Replace data in a PDF file

2019-09-09 11:20发布

问题:

I have to replace string between << and >>. However I'm unable to do so.

public void doIt( String inputFile, String outputFile) throws IOException, COSVisitorException
{

    PDDocument doc = null;
    try
    {
        doc = PDDocument.load( inputFile );
        List pages = doc.getDocumentCatalog().getAllPages();
        for( int i=0; i<pages.size(); i++ )
        {
            PDPage page = (PDPage)pages.get( i );
            PDStream contents = page.getContents();
            PDFStreamParser parser = new PDFStreamParser(contents.getStream());
            parser.parse();
            List tokens = parser.getTokens();
            for( int j=0; j<tokens.size(); j++ )
            {
                Object next = tokens.get( j );
                if( next instanceof PDFOperator )
                {

                    PDFOperator op = (PDFOperator)next;
                    if( op.getOperation().equals( "Tj" ))

                    {
                        Scanner in = new Scanner(System.in);
                        COSString previous = (COSString)tokens.get( j-1 );
                        String string = previous.getString();
                        if(string.startsWith("<<") && string.endsWith(">>"))
                        {
                        System.out.println(string);
                        System.out.println("enter the word to be replaced");
                        String string2=in.nextLine();
                        string = string.replaceAll( string, string2 );
                        previous.reset();
                        previous.append( string.getBytes() );
                        }
                    }     
                    else if( op.getOperation().equals( "TJ" ))
                    {
                        COSArray previous = (COSArray)tokens.get( j-1 );
                        for( int k=0; k<previous.size(); k++ )
                        {
                            Scanner in = new Scanner(System.in);
                            Object arrElement = previous.getObject( k );
                            if(arrElement instanceof COSString)
                            {
                                COSString cosString = (COSString)arrElement;
                                String string = cosString.getString();
                                if(string.startsWith("<<") && string.endsWith(">>"))
                                {
                                    System.out.println(string);
                                    System.out.println("enter the word to be replaced");
                                    String string2=in.nextLine();
                                    string = string.replaceAll( string, string2 );
                                    cosString.reset();
                                    cosString.append( string.getBytes());
                                }
                            }
                        }
                    }
                }
            }
            PDStream updatedStream = new PDStream(doc);
            OutputStream out = updatedStream.createOutputStream();
            ContentStreamWriter tokenWriter = new ContentStreamWriter(out);
            tokenWriter.writeTokens(tokens);
            page.setContents(updatedStream);
        }
        doc.save( outputFile );
        System.out.println("Done!! Now You can Open.");
    }
    finally
    {
        if( doc != null )
        {
            doc.close();
        }
    }
}

回答1:

Please read the intro of chapter 6 of my book.
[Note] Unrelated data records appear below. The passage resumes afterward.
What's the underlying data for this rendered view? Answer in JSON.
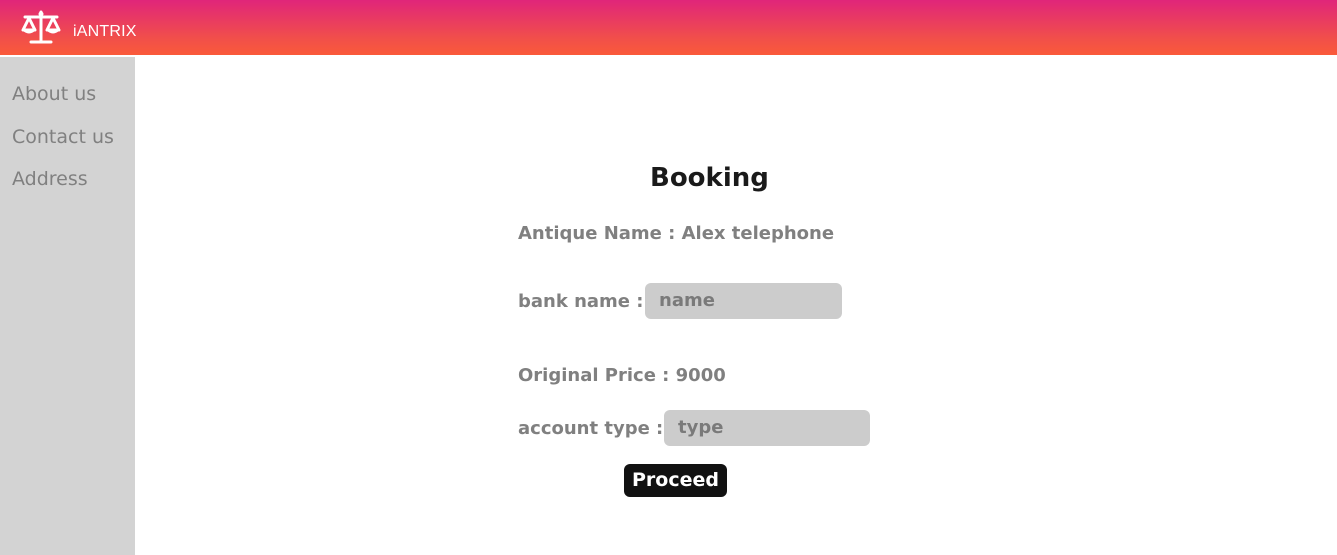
{
  "header": {
    "brand_name": "iANTRIX",
    "logo_icon": "scales-icon",
    "gradient": [
      "#e0257a",
      "#fa5a3a"
    ]
  },
  "sidebar": {
    "items": [
      {
        "label": "About us"
      },
      {
        "label": "Contact us"
      },
      {
        "label": "Address"
      }
    ]
  },
  "booking": {
    "title": "Booking",
    "antique_name_text": "Antique Name : Alex telephone",
    "bank_name_label": "bank name :",
    "bank_name_placeholder": "name",
    "original_price_text": "Original Price : 9000",
    "account_type_label": "account type :",
    "account_type_placeholder": "type",
    "proceed_label": "Proceed"
  }
}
You're assuming that PDF is a format for editing text. PDF wasn't designed for word processing.

Of course: maybe you're asking how to create a static form as explained in section 6.3.5 of my book, but I doubt the static nature of AcroForm technology will meet your needs. A pure XFA form (dynamic PDF) may solve your problem, but explaining XFA isn't something that can be done within the scope of an answer on SO. The XFA spec is several hundreds of pages long. As indicated in the comments by Duncan Jones, you should first do some preliminary work.